Companies can sometimes draw inspiration from code on Kaggle, I’d advise them to code their own pipelines to be production-proof, as taking such competition as-is is risky. There is a saying that competition code is the worst code for companies to use, and even that the people winning competitions are the worst once to hire - because they write poor code.
I wouldn’t go that far in that saying (as I myself most of the time earn podiums in coding competitions) - it’s rather that competition code is written without thinking of the future as the goal is to win. Ironically, it’s at that moment that reading Clean Code and Clean Coder gets important. Using good pipeline abstractions helps machine learning projects surviving.
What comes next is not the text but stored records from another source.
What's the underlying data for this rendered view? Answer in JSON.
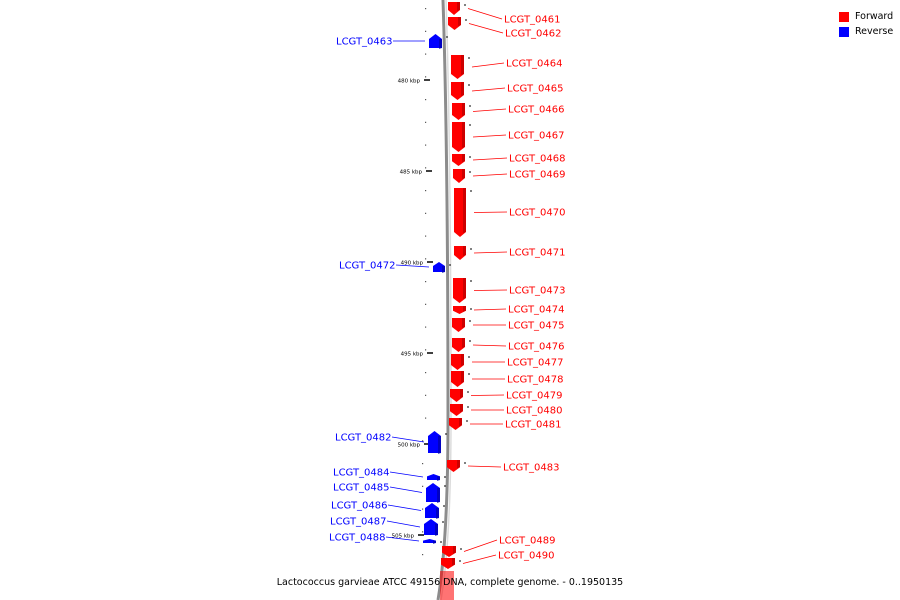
{
  "caption": "Lactococcus garvieae ATCC 49156 DNA, complete genome. - 0..1950135",
  "legend": [
    {
      "label": "Forward",
      "color": "#ff0000"
    },
    {
      "label": "Reverse",
      "color": "#0000ff"
    }
  ],
  "colors": {
    "forward": "#ff0000",
    "reverse": "#0000ff",
    "forward_dark": "#b80000",
    "reverse_dark": "#0000a8",
    "backbone": "#8c8c8c"
  },
  "scale": {
    "ticks": [
      {
        "kbp": 480,
        "label": "480 kbp"
      },
      {
        "kbp": 485,
        "label": "485 kbp"
      },
      {
        "kbp": 490,
        "label": "490 kbp"
      },
      {
        "kbp": 495,
        "label": "495 kbp"
      },
      {
        "kbp": 500,
        "label": "500 kbp"
      },
      {
        "kbp": 505,
        "label": "505 kbp"
      }
    ]
  },
  "genes": [
    {
      "name": "LCGT_0461",
      "strand": "forward"
    },
    {
      "name": "LCGT_0462",
      "strand": "forward"
    },
    {
      "name": "LCGT_0463",
      "strand": "reverse"
    },
    {
      "name": "LCGT_0464",
      "strand": "forward"
    },
    {
      "name": "LCGT_0465",
      "strand": "forward"
    },
    {
      "name": "LCGT_0466",
      "strand": "forward"
    },
    {
      "name": "LCGT_0467",
      "strand": "forward"
    },
    {
      "name": "LCGT_0468",
      "strand": "forward"
    },
    {
      "name": "LCGT_0469",
      "strand": "forward"
    },
    {
      "name": "LCGT_0470",
      "strand": "forward"
    },
    {
      "name": "LCGT_0471",
      "strand": "forward"
    },
    {
      "name": "LCGT_0472",
      "strand": "reverse"
    },
    {
      "name": "LCGT_0473",
      "strand": "forward"
    },
    {
      "name": "LCGT_0474",
      "strand": "forward"
    },
    {
      "name": "LCGT_0475",
      "strand": "forward"
    },
    {
      "name": "LCGT_0476",
      "strand": "forward"
    },
    {
      "name": "LCGT_0477",
      "strand": "forward"
    },
    {
      "name": "LCGT_0478",
      "strand": "forward"
    },
    {
      "name": "LCGT_0479",
      "strand": "forward"
    },
    {
      "name": "LCGT_0480",
      "strand": "forward"
    },
    {
      "name": "LCGT_0481",
      "strand": "forward"
    },
    {
      "name": "LCGT_0482",
      "strand": "reverse"
    },
    {
      "name": "LCGT_0483",
      "strand": "forward"
    },
    {
      "name": "LCGT_0484",
      "strand": "reverse"
    },
    {
      "name": "LCGT_0485",
      "strand": "reverse"
    },
    {
      "name": "LCGT_0486",
      "strand": "reverse"
    },
    {
      "name": "LCGT_0487",
      "strand": "reverse"
    },
    {
      "name": "LCGT_0488",
      "strand": "reverse"
    },
    {
      "name": "LCGT_0489",
      "strand": "forward"
    },
    {
      "name": "LCGT_0490",
      "strand": "forward"
    }
  ]
}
Here are the things you want when building a machine learning pipeline which goal is to be sent to production:
- You ideally want a pipeline than can process your data by calling just one function and not lots of small executable files. You might have some caching enabled if things are too slow to run, but you keep caching as minimal as possible, and your caching might not be checkpoints exactly.
- Having the possibility to not use any data checkpoints between pipeline steps simply. You want to be able to deactivate all your pipeline’s checkpoints easily. Checkpoints are good for training the model, debugging it and actively coding the pipeline, but in production it’s just heavy and it must be easily disableable.
- The ability to scale your ML pipeline on a cluster of machines.
- Finally, you want the whole thing to be robust to errors and to do good predictions. Automatic Machine Learning can help here.
And if your goal is instead to continue to do competitions, please at least note that I started winning more competitions after learning how to do clean code. So the solutions above should as well apply in competitions, you’ll have more mental clarity, and as a result, more speed too, even if designing and thinking about your code beforehand seems like taking a lot of precious time. You’ll start saving even in the short run, quickly. Now that we’ve built a framework easing the process of writing clean pipelines, we have a hard time picturing how we’d get back to our previous habits anytime. Clean must be the new habit.
In all cases, using good patterns and good practices will almost always save time even in the short or medium term. For instance, using the pipe and filter design pattern with Neuraxle.
It’s hard to write good code when pressured by the deadline of a competition. With no incentives to build reusable and deployable code, it can be hard. We created Neuraxle to easily allow for the good abstractions to be used when in a rush. As a result, it’s a good thing that competition code be refactored into Neuraxle code, and it’s a good idea to write all your future code using a framework like Neuraxle.